First case of new bluetongue strain confirmed in England
13th November 2023
Farmers are being urged to purchase livestock from responsible sources and be vigilant for signs of disease, as BTV-3 is confirmed at a farm in Kent.
A single cow has tested positive for bluetongue serotype 3 at a premises near Canterbury, Kent. The case was discovered on 11th November as part of routine surveillance.
A 10km temporary control zone has been declared around the premises where the animal was kept. Movement restrictions apply to cattle, sheep and other ruminants.
A number of serotypes of bluetongue are currently circulating in Europe including, BTV-3, BTV-4 and BTV-8.
Last month, reports of the new strain of bluetongue (BTV-3) spreading rapidly in the Netherlands, prompted a series of emergency meetings by the Ruminant Health and Welfare (RH&W) group.
Vaccines are available for serotypes 1, 2, 4 and 8, but existing vaccines will not offer cross-protection against the new strain.
As a result, it’s especially important to follow advice to take action and prioritise good biosecurity measures, whilst remaining extremely vigilant to the disease.

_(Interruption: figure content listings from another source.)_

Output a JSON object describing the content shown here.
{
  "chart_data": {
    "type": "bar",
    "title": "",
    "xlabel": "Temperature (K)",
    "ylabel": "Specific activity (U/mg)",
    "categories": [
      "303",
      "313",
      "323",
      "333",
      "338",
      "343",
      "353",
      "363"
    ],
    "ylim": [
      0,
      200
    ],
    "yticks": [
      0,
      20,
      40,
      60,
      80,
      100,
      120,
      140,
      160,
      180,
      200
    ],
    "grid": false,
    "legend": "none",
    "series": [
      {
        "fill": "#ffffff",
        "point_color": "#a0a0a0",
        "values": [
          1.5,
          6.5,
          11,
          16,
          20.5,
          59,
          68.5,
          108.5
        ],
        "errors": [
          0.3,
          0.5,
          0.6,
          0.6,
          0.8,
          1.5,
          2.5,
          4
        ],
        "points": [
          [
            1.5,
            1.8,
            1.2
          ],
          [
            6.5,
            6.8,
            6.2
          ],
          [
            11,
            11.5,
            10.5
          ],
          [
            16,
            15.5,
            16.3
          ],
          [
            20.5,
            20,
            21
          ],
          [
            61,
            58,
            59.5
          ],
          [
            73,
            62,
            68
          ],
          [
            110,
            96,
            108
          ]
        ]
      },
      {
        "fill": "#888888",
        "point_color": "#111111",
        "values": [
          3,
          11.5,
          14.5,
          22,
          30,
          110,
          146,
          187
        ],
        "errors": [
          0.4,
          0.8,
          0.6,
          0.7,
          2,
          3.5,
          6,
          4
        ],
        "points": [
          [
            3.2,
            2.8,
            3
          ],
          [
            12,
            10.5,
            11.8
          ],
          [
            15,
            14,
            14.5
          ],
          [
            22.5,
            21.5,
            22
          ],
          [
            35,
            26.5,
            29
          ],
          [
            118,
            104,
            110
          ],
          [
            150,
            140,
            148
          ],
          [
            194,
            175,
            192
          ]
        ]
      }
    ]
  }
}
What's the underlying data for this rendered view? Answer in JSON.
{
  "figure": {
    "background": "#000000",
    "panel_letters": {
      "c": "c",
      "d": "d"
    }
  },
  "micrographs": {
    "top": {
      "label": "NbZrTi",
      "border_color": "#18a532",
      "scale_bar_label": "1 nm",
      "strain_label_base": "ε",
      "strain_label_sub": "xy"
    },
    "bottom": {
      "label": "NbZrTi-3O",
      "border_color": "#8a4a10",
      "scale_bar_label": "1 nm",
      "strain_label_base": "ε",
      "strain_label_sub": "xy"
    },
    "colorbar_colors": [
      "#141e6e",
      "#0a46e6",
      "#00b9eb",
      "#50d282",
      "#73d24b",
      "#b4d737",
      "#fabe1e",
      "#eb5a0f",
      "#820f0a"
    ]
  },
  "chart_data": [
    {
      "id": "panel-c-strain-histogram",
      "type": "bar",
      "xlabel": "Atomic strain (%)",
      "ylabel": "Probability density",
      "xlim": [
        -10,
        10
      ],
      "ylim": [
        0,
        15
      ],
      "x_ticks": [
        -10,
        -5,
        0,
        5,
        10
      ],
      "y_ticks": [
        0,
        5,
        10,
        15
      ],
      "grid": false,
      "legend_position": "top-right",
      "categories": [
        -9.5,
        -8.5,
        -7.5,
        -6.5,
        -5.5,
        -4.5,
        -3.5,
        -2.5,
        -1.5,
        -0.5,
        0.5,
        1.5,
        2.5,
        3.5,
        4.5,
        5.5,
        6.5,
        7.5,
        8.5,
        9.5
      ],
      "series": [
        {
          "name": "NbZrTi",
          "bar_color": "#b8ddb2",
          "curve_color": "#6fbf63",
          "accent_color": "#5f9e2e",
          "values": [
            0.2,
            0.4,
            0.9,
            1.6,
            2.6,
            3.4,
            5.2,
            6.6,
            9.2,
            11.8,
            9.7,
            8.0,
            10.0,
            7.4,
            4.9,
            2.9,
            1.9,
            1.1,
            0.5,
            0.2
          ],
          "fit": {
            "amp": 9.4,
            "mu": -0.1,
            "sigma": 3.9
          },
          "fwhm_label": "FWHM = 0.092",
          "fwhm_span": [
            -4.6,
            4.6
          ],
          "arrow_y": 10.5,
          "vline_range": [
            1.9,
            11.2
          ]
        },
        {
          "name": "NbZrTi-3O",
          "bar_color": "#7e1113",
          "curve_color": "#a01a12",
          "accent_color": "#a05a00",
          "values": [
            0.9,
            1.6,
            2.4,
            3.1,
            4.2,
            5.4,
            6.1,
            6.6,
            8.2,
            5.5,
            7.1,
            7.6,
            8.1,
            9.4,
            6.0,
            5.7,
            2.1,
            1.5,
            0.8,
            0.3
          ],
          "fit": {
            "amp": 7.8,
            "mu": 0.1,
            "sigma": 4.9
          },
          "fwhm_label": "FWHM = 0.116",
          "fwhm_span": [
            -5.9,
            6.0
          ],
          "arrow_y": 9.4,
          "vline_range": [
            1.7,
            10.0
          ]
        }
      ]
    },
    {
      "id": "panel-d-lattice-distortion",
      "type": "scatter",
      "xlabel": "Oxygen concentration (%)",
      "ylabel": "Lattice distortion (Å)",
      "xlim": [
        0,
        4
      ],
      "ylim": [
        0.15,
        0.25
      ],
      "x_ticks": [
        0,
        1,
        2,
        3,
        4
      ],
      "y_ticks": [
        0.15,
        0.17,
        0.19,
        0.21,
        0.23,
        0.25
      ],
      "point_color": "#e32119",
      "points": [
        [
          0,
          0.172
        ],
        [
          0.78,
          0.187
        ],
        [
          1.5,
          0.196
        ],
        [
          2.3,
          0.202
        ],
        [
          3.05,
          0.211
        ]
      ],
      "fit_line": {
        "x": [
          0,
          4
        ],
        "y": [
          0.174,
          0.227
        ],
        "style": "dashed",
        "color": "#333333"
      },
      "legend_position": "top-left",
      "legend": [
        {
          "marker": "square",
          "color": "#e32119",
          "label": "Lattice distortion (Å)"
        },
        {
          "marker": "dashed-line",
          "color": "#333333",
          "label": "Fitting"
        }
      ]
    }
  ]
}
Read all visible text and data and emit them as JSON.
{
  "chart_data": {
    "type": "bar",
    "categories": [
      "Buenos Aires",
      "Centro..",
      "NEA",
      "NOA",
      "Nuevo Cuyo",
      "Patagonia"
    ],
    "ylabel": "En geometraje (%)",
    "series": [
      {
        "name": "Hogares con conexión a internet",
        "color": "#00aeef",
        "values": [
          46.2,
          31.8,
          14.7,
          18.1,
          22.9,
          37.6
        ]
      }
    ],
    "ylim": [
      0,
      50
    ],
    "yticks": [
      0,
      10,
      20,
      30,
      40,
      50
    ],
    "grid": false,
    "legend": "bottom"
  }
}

The virus does not affect humans or food safety, it can cause significant production losses. Dr Hazel Wright, deputy head of policy for the Farmers’ Union of Wales said:
“Alongside purchasing livestock from responsible sources, surveillance is the best way to combat the spread of this disease and we are therefore urging members to be vigilant and report any suspicions of disease immediately.”
RH&W advises a three-pronged approach to preventing the disease:
- Buyer beware, only source animals from Europe responsibly
- Take action, prioritise biosecurity and report any suspicious clinical signs
- Vigilance is key, monitor livestock closely.
Bluetongue can spread to the UK through infected midges, which can be carried across the channel by the wind. The south and east coasts of England face the highest risk.
The risk level is impacted by the level of disease in nearby parts of Europe, weather conditions – especially wind speed and direction – and temperature.
The virus could also be brought into the UK through the import of infected animals, blood or germinal products, from countries where it is circulating.